And just like that, all the disparate threads of last season are brought together… and off we go into a new season of dangerous mysteries!
“Can’t Let Go”
Like Gotham, we have a “one month later” skip, and they did a pretty good job psyching me out that it might have been Deacon who died, but, fortunately, everyone’s still alive. Granted, in Beverly’s case, she’s been unconscious in a hospital bed the entire time, but as she had an aneurism because she didn’t tell the doctors she was on medication for menopause, I’d say any chance for survival leaves her getting off lightly for that blunder. She has a real habit of bringing ruin down on herself, doesn’t she?
And speaking of which, Juliette is “on top of the world” with her hit new single and a new album coming out and the premier of that movie she’s in and so on and so forth. But she ain’t happy, not one bit. She has fame, fortune, and so-called “friends” all around her, but she doesn’t have her husband or her daughter. She’s putting on a good show, but that show is all her life is now. She collapses and, for just a moment, reaches out to her old, dear friend, Rayna, who promptly flies to LA just to help her. But Juliette is ignoring Avery as he reaches out, and she practically spits venom on Rayna.
I notice: the worse things that Juliette does, the more she hurts herself afterward. I think, maybe, she believes she’s done something unforgivable, so she’s bent on punishing herself worse than ever before, and still trying to hold herself together, at least in public, while doing so. I could be wrong.

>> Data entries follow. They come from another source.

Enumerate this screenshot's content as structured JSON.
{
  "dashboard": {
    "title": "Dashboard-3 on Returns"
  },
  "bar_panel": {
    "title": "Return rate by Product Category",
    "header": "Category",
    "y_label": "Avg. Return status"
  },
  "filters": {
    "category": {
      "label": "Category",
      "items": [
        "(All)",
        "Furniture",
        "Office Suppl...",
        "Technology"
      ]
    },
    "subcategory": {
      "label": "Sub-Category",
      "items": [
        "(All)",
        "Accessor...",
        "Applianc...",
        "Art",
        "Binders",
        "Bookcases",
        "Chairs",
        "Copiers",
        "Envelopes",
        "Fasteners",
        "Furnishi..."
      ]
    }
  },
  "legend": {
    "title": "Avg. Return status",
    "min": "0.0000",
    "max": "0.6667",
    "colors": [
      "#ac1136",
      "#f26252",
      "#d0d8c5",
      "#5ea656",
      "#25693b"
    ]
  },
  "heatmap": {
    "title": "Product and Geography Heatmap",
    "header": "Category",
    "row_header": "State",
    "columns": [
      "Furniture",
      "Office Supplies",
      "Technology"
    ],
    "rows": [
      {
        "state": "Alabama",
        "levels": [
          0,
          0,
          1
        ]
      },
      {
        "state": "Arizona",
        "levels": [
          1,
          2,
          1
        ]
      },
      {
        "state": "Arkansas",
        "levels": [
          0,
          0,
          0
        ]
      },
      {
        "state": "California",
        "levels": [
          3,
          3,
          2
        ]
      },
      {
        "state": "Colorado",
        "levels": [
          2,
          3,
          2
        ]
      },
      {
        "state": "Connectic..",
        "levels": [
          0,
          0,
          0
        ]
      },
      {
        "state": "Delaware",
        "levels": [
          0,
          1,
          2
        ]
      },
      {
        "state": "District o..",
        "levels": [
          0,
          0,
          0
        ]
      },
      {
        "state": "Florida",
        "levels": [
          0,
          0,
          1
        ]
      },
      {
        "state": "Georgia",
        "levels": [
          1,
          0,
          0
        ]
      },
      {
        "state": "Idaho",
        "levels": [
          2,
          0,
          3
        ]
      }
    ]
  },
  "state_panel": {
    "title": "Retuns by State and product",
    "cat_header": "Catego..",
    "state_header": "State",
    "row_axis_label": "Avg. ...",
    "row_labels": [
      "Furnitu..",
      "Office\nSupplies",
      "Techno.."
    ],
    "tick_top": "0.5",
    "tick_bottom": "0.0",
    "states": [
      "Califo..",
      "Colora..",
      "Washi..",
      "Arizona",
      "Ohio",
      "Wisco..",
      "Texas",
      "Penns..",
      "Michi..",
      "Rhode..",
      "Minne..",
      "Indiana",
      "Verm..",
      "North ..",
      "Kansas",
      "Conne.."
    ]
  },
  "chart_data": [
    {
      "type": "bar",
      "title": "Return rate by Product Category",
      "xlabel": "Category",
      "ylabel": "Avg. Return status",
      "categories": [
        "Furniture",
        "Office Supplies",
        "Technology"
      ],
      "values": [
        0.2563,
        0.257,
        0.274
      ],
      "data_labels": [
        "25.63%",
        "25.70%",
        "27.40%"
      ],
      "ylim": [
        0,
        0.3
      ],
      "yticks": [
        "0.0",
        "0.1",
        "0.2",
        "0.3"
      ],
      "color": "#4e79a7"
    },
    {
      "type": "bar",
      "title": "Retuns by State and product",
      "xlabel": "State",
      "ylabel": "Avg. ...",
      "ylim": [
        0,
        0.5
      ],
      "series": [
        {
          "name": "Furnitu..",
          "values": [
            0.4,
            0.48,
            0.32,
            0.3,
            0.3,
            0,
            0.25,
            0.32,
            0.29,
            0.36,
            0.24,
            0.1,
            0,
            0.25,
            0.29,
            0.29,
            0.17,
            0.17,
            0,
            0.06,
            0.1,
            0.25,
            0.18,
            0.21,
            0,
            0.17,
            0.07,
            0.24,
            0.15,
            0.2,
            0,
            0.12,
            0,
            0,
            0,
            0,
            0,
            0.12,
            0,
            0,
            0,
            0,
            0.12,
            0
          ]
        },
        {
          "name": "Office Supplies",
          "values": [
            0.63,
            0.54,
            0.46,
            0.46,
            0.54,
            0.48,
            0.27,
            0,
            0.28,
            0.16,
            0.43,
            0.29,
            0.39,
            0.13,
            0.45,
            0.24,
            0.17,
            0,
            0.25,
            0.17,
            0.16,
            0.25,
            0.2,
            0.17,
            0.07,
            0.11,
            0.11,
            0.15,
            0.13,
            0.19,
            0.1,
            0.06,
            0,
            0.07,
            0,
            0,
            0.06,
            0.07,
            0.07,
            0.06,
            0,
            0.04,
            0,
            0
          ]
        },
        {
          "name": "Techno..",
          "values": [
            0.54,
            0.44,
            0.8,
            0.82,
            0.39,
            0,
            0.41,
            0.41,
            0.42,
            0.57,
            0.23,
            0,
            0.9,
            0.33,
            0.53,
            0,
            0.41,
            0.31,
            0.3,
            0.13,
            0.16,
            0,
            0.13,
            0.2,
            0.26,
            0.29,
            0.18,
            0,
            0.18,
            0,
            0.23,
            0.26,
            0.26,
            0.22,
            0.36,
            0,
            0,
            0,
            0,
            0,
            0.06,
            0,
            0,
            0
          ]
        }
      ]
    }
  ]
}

Avery, meanwhile, has a tough decision to make. He’s been living with his parents for the last month, trying to decide what to do. He has the option, as his parents love him, to stay with them until he’s on his feet, to raise Cadence with them in Ohio, and to cut ties with Juliette, aka, a divorce. But he does some soul-searching, and decides that he wants his daughter to know her father didn’t just give up on his dreams and his marriage. So they’re on the way back to Nashville, moving in with Gunnar and Will. And what drama that will be, these three guys and a baby.
Will is trying to find his place in the world, now that he’s publicly gay. People stare at him, a girl he slept with is angry with him, and he doesn’t like the gay bar scene. In short, he needs to redefine his comfort zone, and that is easier said than done. It’s straining his relationship with Kevin, who has, as Gunnar notes, been very patient with Will, who’s pretty much been in hiding since he came out as gay.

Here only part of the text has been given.